In his address to the Congress on February 27, Donald Trump attacked the U.S. government. He maintained that it: imposes high taxes on corporations, restricting the capacity of corporations to invest in production, thus reducing their capacity to generate jobs for the people; regulates corporations excessively, limiting their capacity to produce goods and generate jobs; and demands high taxes of the middle class. But, according to Trump, even though the government does too much with respect to taxes and regulations, it does not do enough with respect to the application of force: the government has failed to enforce laws with respect to ordinary crime, international migration, and drug trafficking, thus creating insecurity for the communities of the nation; it does not have sufficient military expenditures; and it does not adequately support law enforcement officers.
The Trumpian critique, a state too strong with respect to the economy but too weak with respect to the application of force, has been a central motif of U.S. conservativism since the end of World War II. Support for a strong military has been constant since 1945, and it received a boost with the simplistic worldview of Reagan and the post-September 11 “war on terrorism.” With respect to the economy, the prevailing view from 1945 to 1979 was that government had an important role to play in regulating production and redistributing income; during this time, the conservative view a present in the public debate, but clearly a minority view.
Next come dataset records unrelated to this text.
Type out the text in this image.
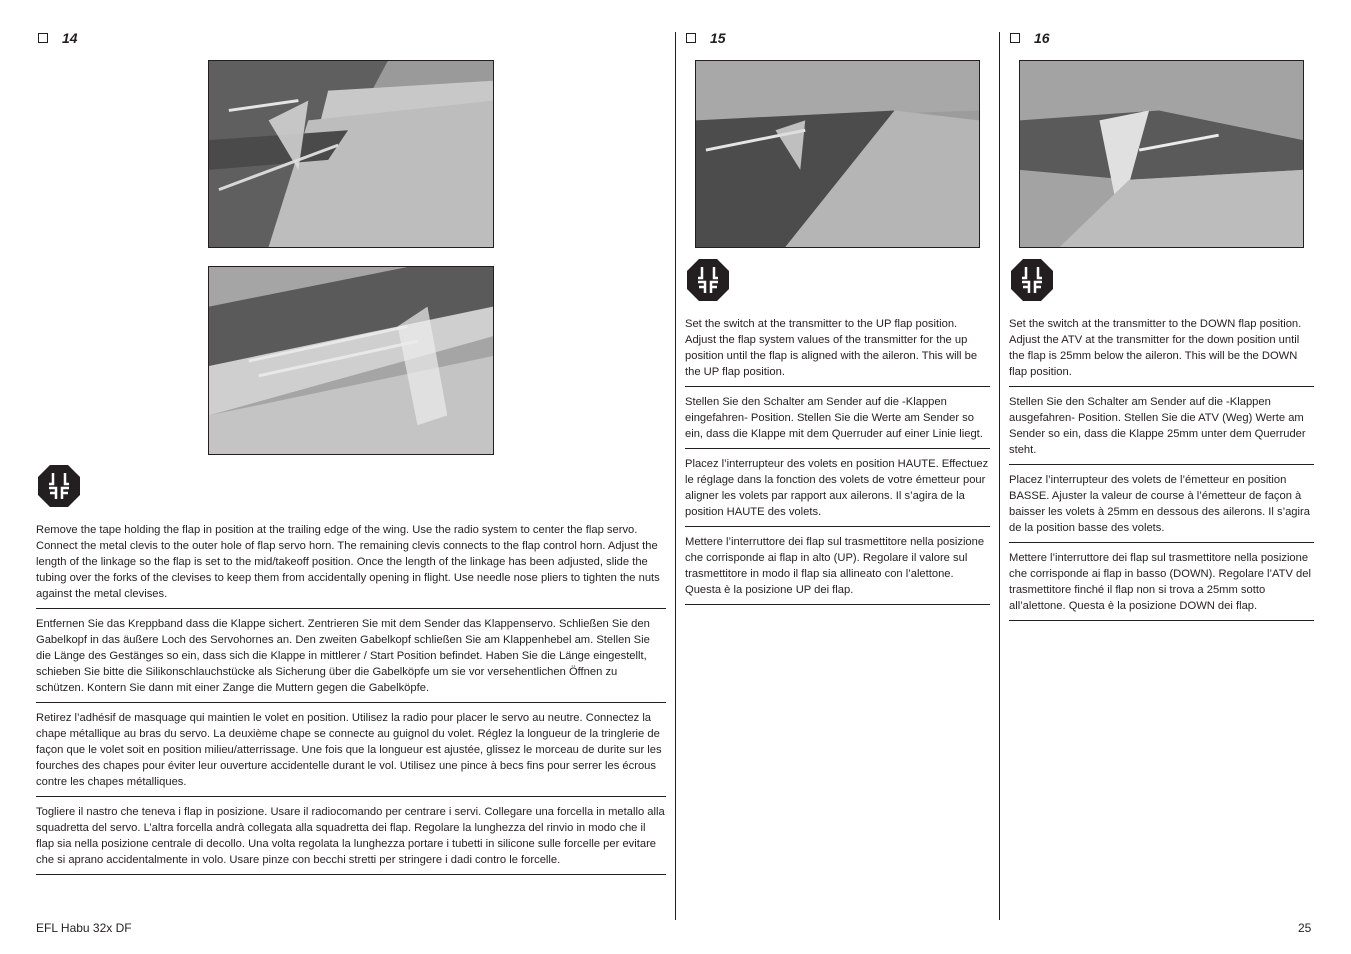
14	15	16
Remove the tape holding the flap in position at the trailing edge of the wing. Use the radio system to center the flap servo. Connect the metal clevis to the outer hole of flap servo horn. The remaining clevis connects to the flap control horn. Adjust the length of the linkage so the flap is set to the mid/takeoff position. Once the length of the linkage has been adjusted, slide the tubing over the forks of the clevises to keep them from accidentally opening in flight. Use needle nose pliers to tighten the nuts against the metal clevises.
Entfernen Sie das Kreppband dass die Klappe sichert. Zentrieren Sie mit dem Sender das Klappenservo. Schließen Sie den Gabelkopf in das äußere Loch des Servohornes an. Den zweiten Gabelkopf schließen Sie am Klappenhebel am. Stellen Sie die Länge des Gestänges so ein, dass sich die Klappe in mittlerer / Start Position befindet. Haben Sie die Länge eingestellt, schieben Sie bitte die Silikonschlauchstücke als Sicherung über die Gabelköpfe um sie vor versehentlichen Öffnen zu schützen. Kontern Sie dann mit einer Zange die Muttern gegen die Gabelköpfe.
Retirez l’adhésif de masquage qui maintien le volet en position. Utilisez la radio pour placer le servo au neutre. Connectez la chape métallique au bras du servo. La deuxième chape se connecte au guignol du volet. Réglez la longueur de la tringlerie de façon que le volet soit en position milieu/atterrissage. Une fois que la longueur est ajustée, glissez le morceau de durite sur les fourches des chapes pour éviter leur ouverture accidentelle durant le vol. Utilisez une pince à becs fins pour serrer les écrous contre les chapes métalliques.
Togliere il nastro che teneva i flap in posizione. Usare il radiocomando per centrare i servi. Collegare una forcella in metallo alla squadretta del servo. L’altra forcella andrà collegata alla squadretta dei flap. Regolare la lunghezza del rinvio in modo che il flap sia nella posizione centrale di decollo. Una volta regolata la lunghezza portare i tubetti in silicone sulle forcelle per evitare che si aprano accidentalmente in volo. Usare pinze con becchi stretti per stringere i dadi contro le forcelle.
Set the switch at the transmitter to the UP flap position. Adjust the flap system values of the transmitter for the up position until the flap is aligned with the aileron. This will be the UP flap position.
Stellen Sie den Schalter am Sender auf die -Klappen eingefahren- Position. Stellen Sie die Werte am Sender so ein, dass die Klappe mit dem Querruder auf einer Linie liegt.
Placez l’interrupteur des volets en position HAUTE. Effectuez le réglage dans la fonction des volets de votre émetteur pour aligner les volets par rapport aux ailerons. Il s’agira de la position HAUTE des volets.
Mettere l’interruttore dei flap sul trasmettitore nella posizione che corrisponde ai flap in alto (UP). Regolare il valore sul trasmettitore in modo il flap sia allineato con l’alettone. Questa è la posizione UP dei flap.
Set the switch at the transmitter to the DOWN flap position. Adjust the ATV at the transmitter for the down position until the flap is 25mm below the aileron. This will be the DOWN flap position.
Stellen Sie den Schalter am Sender auf die -Klappen ausgefahren- Position. Stellen Sie die ATV (Weg) Werte am Sender so ein, dass die Klappe 25mm unter dem Querruder steht.
Placez l’interrupteur des volets de l’émetteur en position BASSE. Ajuster la valeur de course à l’émetteur de façon à baisser les volets à 25mm en dessous des ailerons. Il s’agira de la position basse des volets.
Mettere l’interruttore dei flap sul trasmettitore nella posizione che corrisponde ai flap in basso (DOWN). Regolare l’ATV del trasmettitore finché il flap non si trova a 25mm sotto all’alettone. Questa è la posizione DOWN dei flap.
EFL Habu 32x DF	25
With the post-1980 turn to neoliberalism and the Washington consensus, the conservative view, with its orientation of reducing the role of the state in the economy, became ascendant.
So our people have been subjected to an ideological attack on the state for some time, and it has created much confusion among the people. As a result, the discourse of the Left ought to include an explanation of the function of the state in society.
We ought to understand that the true function of the state in a democracy is to represent to the interests of the people. But immediately there is a confused situation, because in representative democracies, the state pretends to represent the people, when in fact it represents the interests of corporations. This situation dates back to the Constitution of 1789, which established the substitution of the appearance for the essence of democracy. In those days, the central mechanisms for ensuring elite control were large-voting districts, restriction of the franchise, and a checking of the power of the democratically-elected congress by the senate and the judiciary, whose members were not elected; and by a president, elected indirectly. In our time, the substitution of the appearance for the essence of democracy is achieved through corporate campaign contributions, creating a situation of the dependency of elected officials on corporate support; and by corporate control of the media and think tanks, which more than shaping public opinion, frame the issues concerning which the public has opinion (see “The US popular movement of 1775-77” 11/1/13; “American counterrevolution, 1777-87” 11/4/13; “Balance of power” 11/5/13; “Popular democracy” 11/6/13).
So the Left must develop an effective discourse that exposes the essentially undemocratic character of the political process of representative democracy. And it must make specific proposals for a more genuinely democratic process that would make possible the control of the government by the people. The Green Party Platform, although characterized by the lack of historical consciousness and Eurocentrism, has good proposals with respect to the democratic reform of the electoral process in the United States (“The Green Party Platform” 8/26/2016; “Can the Green Party evolve?” 8/29/2016).
If we can envision a situation of power in the hands of the people, then we can envision what the state could be: a powerful collective force in defense of the interests of the people. Unlike the private sector, governments have the capacity to mobilize resources in defense of political goals. Governments can mobilize resources to build transportation and communication networks, to develop systems of education and health, and to invest in production and scientific development. To be sure, its legitimate functions will include the application of force, in order to ensure national defense and safe communities, but this function is one of many, and it must be fulfilled in ways that are integral to community and national development.
The Trump proposals give excessive emphasis on the application of force and insufficient attention to other functions, exploiting the confusions of the people that have resulted from years of ideological attack on the state. Some of the people sense that the Trump emphasis on force is not the right road, but they do not have sufficient understanding to formulate an alternative approach that is comprehensive and politically effective. The result is a divided people, with hostile and superficial debate.
So the Left must call people to unity, in a form that embraces the divisive rhetoric of neither side. It must call the people to the establishment of a government that faithfully fulfills its functions, under the direction of the people, and in accordance with the interests of the people. It must invoke a vision of a government of, by, and for the people, a government that would function as a political balance to the power of the corporations and the corporate elite, which has demonstrated, since the age of the robber barons in the second half of the nineteenth century, its indifference to fundamental ethical and moral values and to the good of the nation and humanity.